In the future, the best way to help yourself remember to take your medication is to start taking it at the same time that you perform a routine, daily activity, such as when you get dressed in the morning. This way, the daily activity will start to serve as a reminder to take your SUBOXONE.

12. What happens if I still feel sick after taking SUBOXONE for a while?

There are some reasons why you may still feel sick. You may not be taking the medication correctly or the dose may not be right for you. It is important to tell your doctor or nurse if you still feel sick.

13. What happens if I take drugs and then take SUBOXONE?

You will probably feel very sick and experience what is called a "precipitated withdrawal." SUBOXONE competes with other opioids and will displace those opioid molecules from the receptors. Because SUBOXONE has less opioid effects than full agonist opioids, you will go into withdrawal and feel sick.

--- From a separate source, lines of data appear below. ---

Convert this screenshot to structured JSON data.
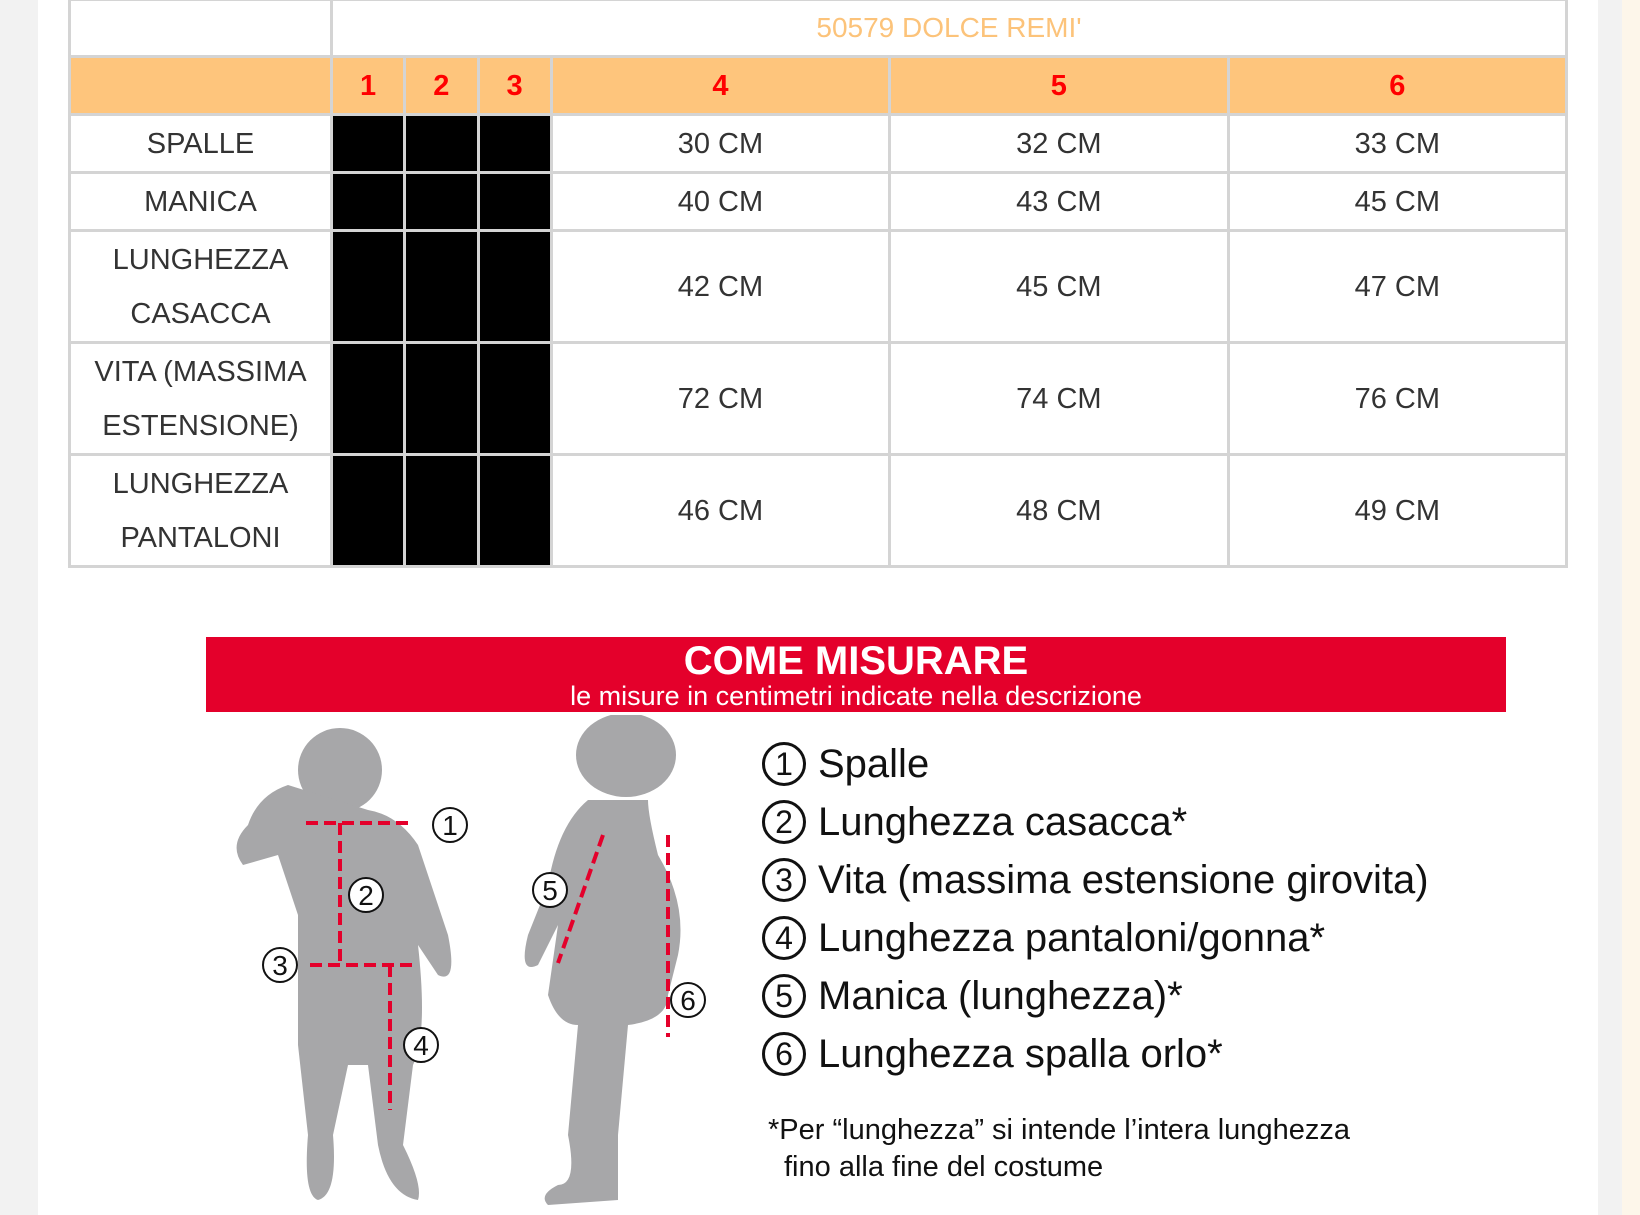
{
  "table": {
    "title": "50579 DOLCE REMI'",
    "sizes": [
      "1",
      "2",
      "3",
      "4",
      "5",
      "6"
    ],
    "rows": [
      {
        "label": "SPALLE",
        "values": [
          "30 CM",
          "32 CM",
          "33 CM"
        ]
      },
      {
        "label": "MANICA",
        "values": [
          "40 CM",
          "43 CM",
          "45 CM"
        ]
      },
      {
        "label": "LUNGHEZZA CASACCA",
        "values": [
          "42 CM",
          "45 CM",
          "47 CM"
        ]
      },
      {
        "label": "VITA (MASSIMA ESTENSIONE)",
        "values": [
          "72 CM",
          "74 CM",
          "76 CM"
        ]
      },
      {
        "label": "LUNGHEZZA PANTALONI",
        "values": [
          "46 CM",
          "48 CM",
          "49 CM"
        ]
      }
    ]
  },
  "guide": {
    "title": "COME MISURARE",
    "subtitle": "le misure in centimetri indicate nella descrizione",
    "items": [
      {
        "n": "1",
        "label": "Spalle"
      },
      {
        "n": "2",
        "label": "Lunghezza casacca*"
      },
      {
        "n": "3",
        "label": "Vita (massima estensione girovita)"
      },
      {
        "n": "4",
        "label": "Lunghezza pantaloni/gonna*"
      },
      {
        "n": "5",
        "label": "Manica (lunghezza)*"
      },
      {
        "n": "6",
        "label": "Lunghezza spalla orlo*"
      }
    ],
    "note_line1": "*Per “lunghezza” si intende l’intera lunghezza",
    "note_line2": "fino alla fine del costume"
  },
  "colors": {
    "header": "#fec57c",
    "size_text": "#ff0000",
    "title_text": "#fcc37a",
    "banner": "#e4002b"
  }
}
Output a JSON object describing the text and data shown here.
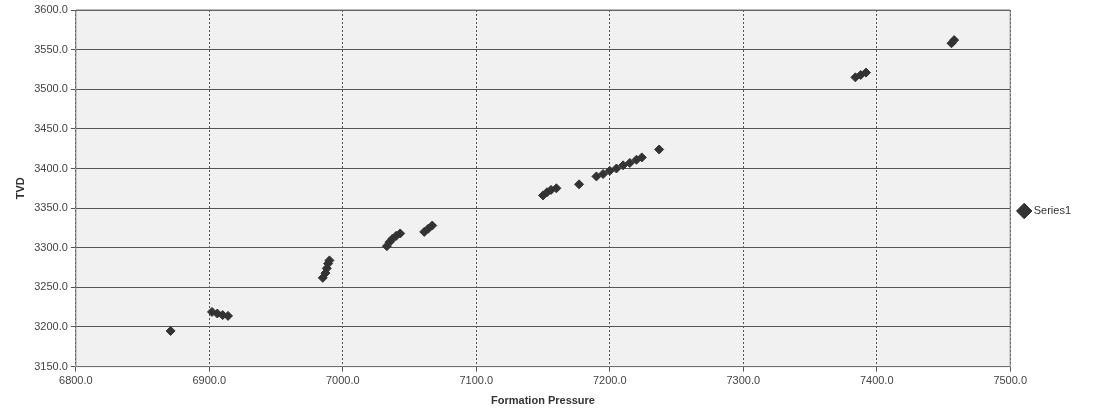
{
  "chart_data": {
    "type": "scatter",
    "xlabel": "Formation Pressure",
    "ylabel": "TVD",
    "legend": "right",
    "grid": true,
    "marker": "diamond",
    "xlim": [
      6800,
      7500
    ],
    "xticks": [
      {
        "value": 6800,
        "label": "6800.0"
      },
      {
        "value": 6900,
        "label": "6900.0"
      },
      {
        "value": 7000,
        "label": "7000.0"
      },
      {
        "value": 7100,
        "label": "7100.0"
      },
      {
        "value": 7200,
        "label": "7200.0"
      },
      {
        "value": 7300,
        "label": "7300.0"
      },
      {
        "value": 7400,
        "label": "7400.0"
      },
      {
        "value": 7500,
        "label": "7500.0"
      }
    ],
    "ylim": [
      3150,
      3600
    ],
    "yticks": [
      {
        "value": 3150,
        "label": "3150.0"
      },
      {
        "value": 3200,
        "label": "3200.0"
      },
      {
        "value": 3250,
        "label": "3250.0"
      },
      {
        "value": 3300,
        "label": "3300.0"
      },
      {
        "value": 3350,
        "label": "3350.0"
      },
      {
        "value": 3400,
        "label": "3400.0"
      },
      {
        "value": 3450,
        "label": "3450.0"
      },
      {
        "value": 3500,
        "label": "3500.0"
      },
      {
        "value": 3550,
        "label": "3550.0"
      },
      {
        "value": 3600,
        "label": "3600.0"
      }
    ],
    "series": [
      {
        "name": "Series1",
        "color": "#333333",
        "x": [
          6871,
          6902,
          6906,
          6910,
          6914,
          6985,
          6987,
          6988,
          6989,
          6990,
          7033,
          7035,
          7037,
          7040,
          7043,
          7061,
          7064,
          7067,
          7150,
          7153,
          7156,
          7160,
          7177,
          7190,
          7195,
          7200,
          7205,
          7210,
          7215,
          7220,
          7224,
          7237,
          7384,
          7388,
          7392,
          7456,
          7458
        ],
        "values": [
          3195,
          3219,
          3217,
          3215,
          3214,
          3262,
          3268,
          3274,
          3280,
          3284,
          3302,
          3307,
          3311,
          3315,
          3318,
          3320,
          3324,
          3328,
          3366,
          3370,
          3373,
          3375,
          3380,
          3390,
          3393,
          3397,
          3400,
          3404,
          3407,
          3411,
          3414,
          3424,
          3515,
          3518,
          3521,
          3558,
          3562
        ]
      }
    ]
  }
}
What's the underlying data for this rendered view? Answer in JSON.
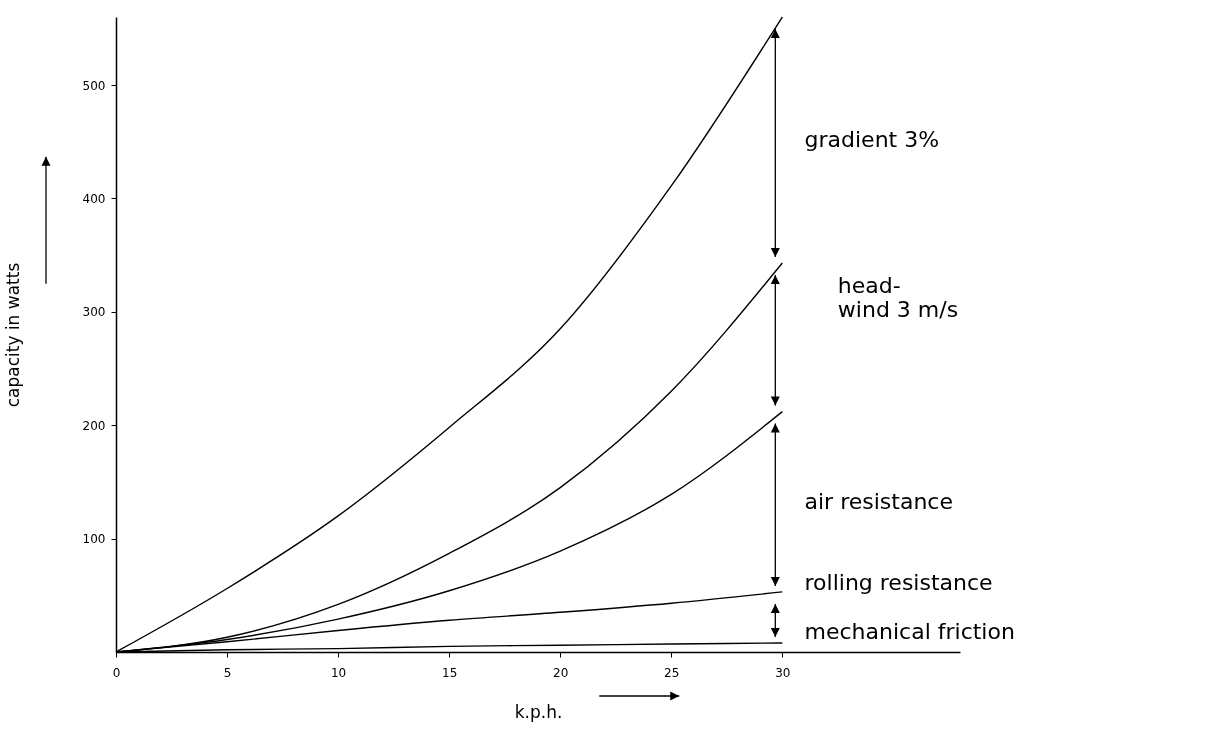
{
  "chart_data": {
    "type": "line",
    "xlabel": "k.p.h.",
    "ylabel": "capacity in watts",
    "x": [
      0,
      5,
      10,
      15,
      20,
      25,
      30
    ],
    "series": [
      {
        "color": "#000000",
        "values": [
          0,
          56,
          120,
          198,
          285,
          411,
          560
        ]
      },
      {
        "color": "#000000",
        "values": [
          0,
          13,
          42,
          87,
          145,
          230,
          343
        ]
      },
      {
        "color": "#000000",
        "values": [
          0,
          11,
          29,
          54,
          89,
          139,
          212
        ]
      },
      {
        "color": "#000000",
        "values": [
          0,
          9,
          19,
          28,
          35,
          43,
          53
        ]
      },
      {
        "color": "#000000",
        "values": [
          0,
          2,
          3,
          5,
          6,
          7,
          8
        ]
      }
    ],
    "xlim": [
      0,
      38
    ],
    "ylim": [
      0,
      560
    ],
    "xticks": [
      0,
      5,
      10,
      15,
      20,
      25,
      30
    ],
    "yticks": [
      100,
      200,
      300,
      400,
      500
    ],
    "grid": false,
    "marker": "none",
    "line_style": "solid",
    "annotations": [
      "gradient 3%",
      "head-\nwind 3 m/s",
      "air resistance",
      "rolling resistance",
      "mechanical friction"
    ]
  }
}
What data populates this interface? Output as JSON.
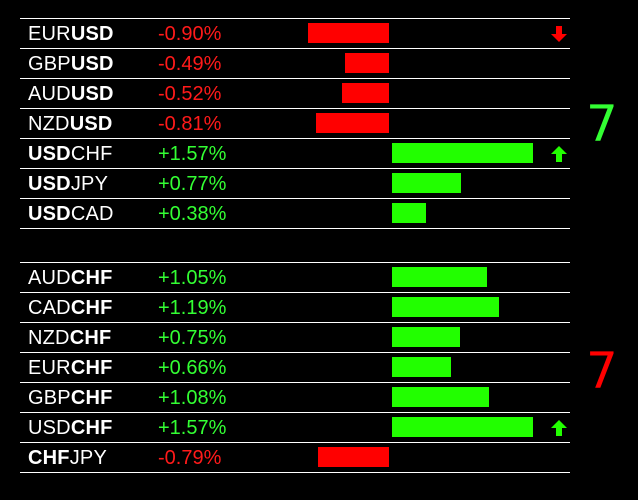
{
  "colors": {
    "negative": "#ff0000",
    "positive": "#22ff00",
    "background": "#000000"
  },
  "groups": [
    {
      "id": "usd",
      "score": "7",
      "score_color": "#33ff33",
      "rows": [
        {
          "pre": "EUR",
          "post": "USD",
          "bold": "post",
          "pct": "-0.90%",
          "value": -0.9,
          "arrow": "down"
        },
        {
          "pre": "GBP",
          "post": "USD",
          "bold": "post",
          "pct": "-0.49%",
          "value": -0.49,
          "arrow": ""
        },
        {
          "pre": "AUD",
          "post": "USD",
          "bold": "post",
          "pct": "-0.52%",
          "value": -0.52,
          "arrow": ""
        },
        {
          "pre": "NZD",
          "post": "USD",
          "bold": "post",
          "pct": "-0.81%",
          "value": -0.81,
          "arrow": ""
        },
        {
          "pre": "USD",
          "post": "CHF",
          "bold": "pre",
          "pct": "+1.57%",
          "value": 1.57,
          "arrow": "up"
        },
        {
          "pre": "USD",
          "post": "JPY",
          "bold": "pre",
          "pct": "+0.77%",
          "value": 0.77,
          "arrow": ""
        },
        {
          "pre": "USD",
          "post": "CAD",
          "bold": "pre",
          "pct": "+0.38%",
          "value": 0.38,
          "arrow": ""
        }
      ]
    },
    {
      "id": "chf",
      "score": "7",
      "score_color": "#ff0000",
      "rows": [
        {
          "pre": "AUD",
          "post": "CHF",
          "bold": "post",
          "pct": "+1.05%",
          "value": 1.05,
          "arrow": ""
        },
        {
          "pre": "CAD",
          "post": "CHF",
          "bold": "post",
          "pct": "+1.19%",
          "value": 1.19,
          "arrow": ""
        },
        {
          "pre": "NZD",
          "post": "CHF",
          "bold": "post",
          "pct": "+0.75%",
          "value": 0.75,
          "arrow": ""
        },
        {
          "pre": "EUR",
          "post": "CHF",
          "bold": "post",
          "pct": "+0.66%",
          "value": 0.66,
          "arrow": ""
        },
        {
          "pre": "GBP",
          "post": "CHF",
          "bold": "post",
          "pct": "+1.08%",
          "value": 1.08,
          "arrow": ""
        },
        {
          "pre": "USD",
          "post": "CHF",
          "bold": "post",
          "pct": "+1.57%",
          "value": 1.57,
          "arrow": "up"
        },
        {
          "pre": "CHF",
          "post": "JPY",
          "bold": "pre",
          "pct": "-0.79%",
          "value": -0.79,
          "arrow": ""
        }
      ]
    }
  ]
}
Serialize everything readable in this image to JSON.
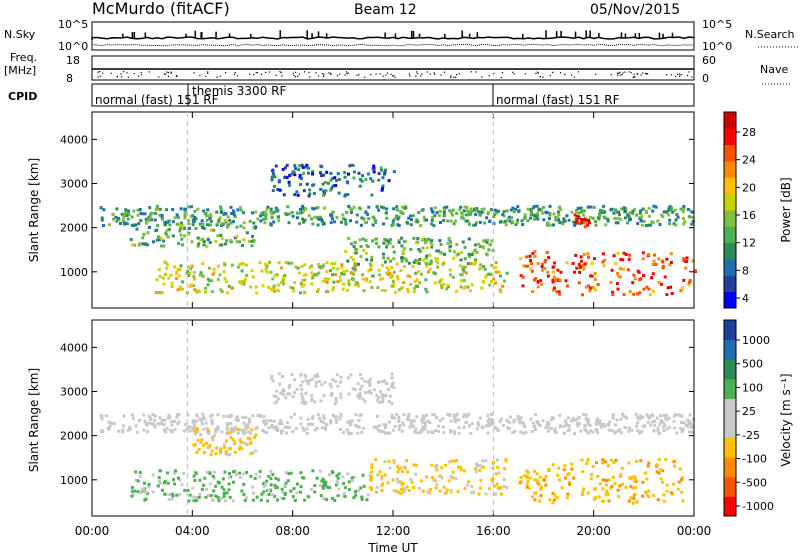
{
  "header": {
    "station": "McMurdo (fitACF)",
    "beam": "Beam 12",
    "date": "05/Nov/2015"
  },
  "status_panels": {
    "nsky_label": "N.Sky",
    "nsky_ticks": [
      "10^5",
      "10^0"
    ],
    "nsearch_label": "N.Search",
    "nsearch_ticks": [
      "10^5",
      "10^0"
    ],
    "freq_label": "Freq.",
    "freq_unit": "[MHz]",
    "freq_ticks": [
      "18",
      "8"
    ],
    "nave_label": "Nave",
    "nave_ticks": [
      "60",
      "0"
    ],
    "cpid_label": "CPID",
    "cpid_segments": [
      {
        "label": "normal (fast) 151 RF",
        "start_hour": 0,
        "end_hour": 16
      },
      {
        "label": "themis 3300 RF",
        "start_hour": 3.8,
        "end_hour": 16
      },
      {
        "label": "normal (fast) 151 RF",
        "start_hour": 16,
        "end_hour": 24
      }
    ]
  },
  "chart_data": [
    {
      "type": "heatmap",
      "title": "",
      "xlabel": "Time UT",
      "ylabel": "Slant Range [km]",
      "xlim": [
        0,
        24
      ],
      "ylim": [
        180,
        4620
      ],
      "x_ticks": [
        "00:00",
        "04:00",
        "08:00",
        "12:00",
        "16:00",
        "20:00",
        "00:00"
      ],
      "y_ticks": [
        1000,
        2000,
        3000,
        4000
      ],
      "colorbar": {
        "label": "Power [dB]",
        "ticks": [
          "28",
          "24",
          "20",
          "16",
          "12",
          "8",
          "4"
        ],
        "range": [
          0,
          30
        ]
      },
      "palette": [
        "#0000ff",
        "#2040a0",
        "#1f6fb0",
        "#2e8b57",
        "#4caf50",
        "#7fbf3f",
        "#c8d200",
        "#ffc000",
        "#ff8c00",
        "#ff5000",
        "#ff0000",
        "#d40000"
      ],
      "echo_bands": [
        {
          "center_km": 2300,
          "width_km": 220,
          "start_hour": 0.3,
          "end_hour": 24,
          "power_db": 10
        },
        {
          "center_km": 1900,
          "width_km": 300,
          "start_hour": 1.5,
          "end_hour": 6.5,
          "power_db": 11
        },
        {
          "center_km": 900,
          "width_km": 350,
          "start_hour": 2.5,
          "end_hour": 16.5,
          "power_db": 16
        },
        {
          "center_km": 1500,
          "width_km": 300,
          "start_hour": 10,
          "end_hour": 16,
          "power_db": 12
        },
        {
          "center_km": 1000,
          "width_km": 500,
          "start_hour": 17,
          "end_hour": 24,
          "power_db": 24
        },
        {
          "center_km": 2200,
          "width_km": 150,
          "start_hour": 19.2,
          "end_hour": 19.8,
          "power_db": 26
        },
        {
          "center_km": 3100,
          "width_km": 350,
          "start_hour": 7,
          "end_hour": 12,
          "power_db": 6
        }
      ]
    },
    {
      "type": "heatmap",
      "title": "",
      "xlabel": "Time UT",
      "ylabel": "Slant Range [km]",
      "xlim": [
        0,
        24
      ],
      "ylim": [
        180,
        4620
      ],
      "x_ticks": [
        "00:00",
        "04:00",
        "08:00",
        "12:00",
        "16:00",
        "20:00",
        "00:00"
      ],
      "y_ticks": [
        1000,
        2000,
        3000,
        4000
      ],
      "colorbar": {
        "label": "Velocity [m s⁻¹]",
        "ticks": [
          "1000",
          "500",
          "100",
          "25",
          "-25",
          "-100",
          "-500",
          "-1000"
        ],
        "range": [
          -1200,
          1200
        ]
      },
      "palette": [
        "#ff0000",
        "#ff5000",
        "#ff8c00",
        "#ffc000",
        "#c8c8c8",
        "#c8c8c8",
        "#4caf50",
        "#2e8b57",
        "#1f6fb0",
        "#2040a0"
      ],
      "echo_bands": [
        {
          "center_km": 2300,
          "width_km": 220,
          "start_hour": 0.3,
          "end_hour": 24,
          "velocity": 0
        },
        {
          "center_km": 900,
          "width_km": 350,
          "start_hour": 1.5,
          "end_hour": 11,
          "velocity": 300
        },
        {
          "center_km": 1900,
          "width_km": 300,
          "start_hour": 4,
          "end_hour": 6.5,
          "velocity": -300
        },
        {
          "center_km": 1100,
          "width_km": 400,
          "start_hour": 11,
          "end_hour": 16.5,
          "velocity": -300
        },
        {
          "center_km": 1000,
          "width_km": 500,
          "start_hour": 17,
          "end_hour": 23.5,
          "velocity": -400
        },
        {
          "center_km": 3100,
          "width_km": 350,
          "start_hour": 7,
          "end_hour": 12,
          "velocity": 0
        }
      ]
    }
  ]
}
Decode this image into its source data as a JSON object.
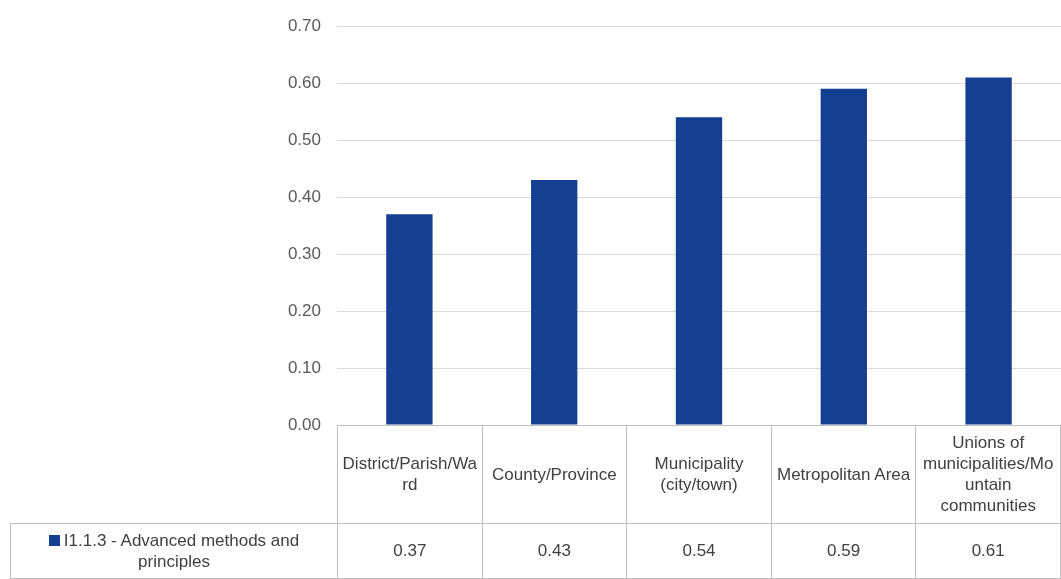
{
  "chart_data": {
    "type": "bar",
    "categories": [
      "District/Parish/Ward",
      "County/Province",
      "Municipality (city/town)",
      "Metropolitan Area",
      "Unions of municipalities/Mountain communities"
    ],
    "series": [
      {
        "name": "I1.1.3 - Advanced methods and principles",
        "color": "#153f91",
        "values": [
          0.37,
          0.43,
          0.54,
          0.59,
          0.61
        ]
      }
    ],
    "ylim": [
      0,
      0.7
    ],
    "yticks": [
      {
        "value": 0,
        "label": "0.00"
      },
      {
        "value": 0.1,
        "label": "0.10"
      },
      {
        "value": 0.2,
        "label": "0.20"
      },
      {
        "value": 0.3,
        "label": "0.30"
      },
      {
        "value": 0.4,
        "label": "0.40"
      },
      {
        "value": 0.5,
        "label": "0.50"
      },
      {
        "value": 0.6,
        "label": "0.60"
      },
      {
        "value": 0.7,
        "label": "0.70"
      }
    ],
    "grid": "y",
    "legend": "bottom left",
    "data_labels": true
  }
}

14. What happens if I take SUBOXONE and then take drugs?

As long as SUBOXONE is in your body, it will significantly reduce the effects of any other opioids used, because SUBOXONE will dominate the receptor sites and block other opioids from producing any effect.

15. What are the side effects of this medication?

Some of the most common side effects that patients experience are nausea, headache, constipation, and body aches and pains. However, most side effects seen with SUBOXONE appear during the first week or two of treatment, and then generally subside. If you are experiencing any side effects, be sure to talk about it with your doctor or nurse, as s/he can often treat those symptoms effectively until they abate on their own.